A margine: avvocato La Russa, PRESIDENTE DEL SENATO, non ha niente da dire in merito a questo caso. Siamo all’ Italia, disse la frutta.
Da sottoscrivere, in toto.
Gentile Professore, Caro Paolo,
Confesso tutta la mia confusione. Una minis-tra sì fatta (e rifatta) imbarazza la sinistra? E questo perché esponenti della sinistra, molti o pochi che siano, si dissetano al tavolo dei “suoi” locali (sono piuttosto dei suoi creditori)? Le prime a doversi vergognare sono la destra e la minis-tra stessa, per la sfrontatezza con la quale propala le sue idee mefitiche, per le sue imbarazzanti frequentazioni, per la rapacità con la quale gestisce le aziende, per come tratta il personale dipendente, per la spudoratamente menzognera comunicazione resa in Senato.

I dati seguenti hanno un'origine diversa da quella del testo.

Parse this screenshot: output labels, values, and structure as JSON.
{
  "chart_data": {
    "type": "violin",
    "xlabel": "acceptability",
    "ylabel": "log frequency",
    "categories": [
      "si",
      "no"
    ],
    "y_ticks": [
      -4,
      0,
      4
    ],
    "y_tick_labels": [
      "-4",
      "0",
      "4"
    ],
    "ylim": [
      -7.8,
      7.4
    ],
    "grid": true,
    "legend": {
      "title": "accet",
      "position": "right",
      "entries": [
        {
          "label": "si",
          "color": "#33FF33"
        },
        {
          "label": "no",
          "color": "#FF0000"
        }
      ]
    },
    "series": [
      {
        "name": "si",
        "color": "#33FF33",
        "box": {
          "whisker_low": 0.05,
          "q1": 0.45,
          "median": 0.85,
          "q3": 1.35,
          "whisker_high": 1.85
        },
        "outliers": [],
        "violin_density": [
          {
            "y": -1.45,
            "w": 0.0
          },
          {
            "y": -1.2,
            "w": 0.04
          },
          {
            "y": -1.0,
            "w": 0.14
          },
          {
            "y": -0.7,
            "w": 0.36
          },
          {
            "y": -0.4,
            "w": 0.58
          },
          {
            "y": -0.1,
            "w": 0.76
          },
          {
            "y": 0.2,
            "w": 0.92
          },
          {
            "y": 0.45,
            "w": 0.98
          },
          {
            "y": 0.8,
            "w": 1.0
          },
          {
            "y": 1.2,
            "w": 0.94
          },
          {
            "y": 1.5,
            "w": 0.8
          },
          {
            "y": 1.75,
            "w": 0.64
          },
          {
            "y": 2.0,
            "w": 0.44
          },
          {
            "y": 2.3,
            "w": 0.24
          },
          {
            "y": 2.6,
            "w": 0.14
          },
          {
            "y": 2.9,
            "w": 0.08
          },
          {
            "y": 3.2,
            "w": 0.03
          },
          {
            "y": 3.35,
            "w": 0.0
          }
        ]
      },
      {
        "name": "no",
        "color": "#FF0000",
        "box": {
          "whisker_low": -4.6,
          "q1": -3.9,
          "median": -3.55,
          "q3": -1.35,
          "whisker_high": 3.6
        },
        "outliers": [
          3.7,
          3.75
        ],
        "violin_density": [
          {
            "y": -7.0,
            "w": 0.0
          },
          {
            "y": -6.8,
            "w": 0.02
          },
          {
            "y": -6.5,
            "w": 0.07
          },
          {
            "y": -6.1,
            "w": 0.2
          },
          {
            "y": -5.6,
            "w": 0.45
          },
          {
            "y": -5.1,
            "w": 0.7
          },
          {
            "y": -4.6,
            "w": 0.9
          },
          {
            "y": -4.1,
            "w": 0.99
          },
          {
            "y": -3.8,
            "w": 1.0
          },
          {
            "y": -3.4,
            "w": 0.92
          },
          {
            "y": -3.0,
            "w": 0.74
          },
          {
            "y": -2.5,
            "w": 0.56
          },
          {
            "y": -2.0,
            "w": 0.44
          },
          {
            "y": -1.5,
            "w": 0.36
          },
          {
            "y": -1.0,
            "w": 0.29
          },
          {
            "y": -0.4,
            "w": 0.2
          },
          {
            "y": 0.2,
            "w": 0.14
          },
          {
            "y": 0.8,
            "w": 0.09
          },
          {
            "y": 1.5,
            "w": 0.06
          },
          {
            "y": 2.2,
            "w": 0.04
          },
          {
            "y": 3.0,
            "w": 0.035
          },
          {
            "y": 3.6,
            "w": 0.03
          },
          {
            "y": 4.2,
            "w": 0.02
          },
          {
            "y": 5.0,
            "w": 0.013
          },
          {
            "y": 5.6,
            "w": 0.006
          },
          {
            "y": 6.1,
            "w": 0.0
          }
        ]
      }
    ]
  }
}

Mi sono sempre chiesto perché l’opinione pubblica è stata sempre così conciliante con i prepotenti certificati e meno con le rane gonfie di sè a voler sembrare buoi. Con i maglioncini di cachemire di Bertinotti, le sue seratone sulle terrazze romane accompagnato da nobili destrorsi decaduti e meno, o per nulla, con le mezze tacche con guance impomatate e narici infiammate.
La categoria dello scroccone rispetta l’equa distribuzione tra le genti, come l’intelligenza, la malvagità; non è in via di estinzione. La compravendita delle influenze, del consenso, della benevolenza per un piatto di malloreddos è costume antico che qualifica entrambe le parti del negozio e -stabilendo il peso relativo della responsabilità- colora di ridicolo i protagonisti e le comparse.
Un affettuoso augurio di buon fine settimana
Caro Professore, mi spiace dissentire, ma rivendico il diritto all’edonismo anche a Sinistra. Le battaglie buone e giuste si possono fare anche se si va dal sarto o dal camiciaio.
Anzi, diffiderei da chi, per apparire uguale agli ultimi, si traveste e va in Parlamento con gli stivali di gomma.
Riguardo alle accuse della Pitonessa ai frequentatori dei suoi locali: immagino fossero ospiti paganti e non tenuti a richiedere il Durc prima di sedersi al tavolo.
Già. Non è un caso che ci sia stata inflitta per anni questa classe dirigente. E la sinistra, molti a sinistra, non son meno beceri. Nessun ideale, se non il piacere e i soldi. La classe politica è livellata.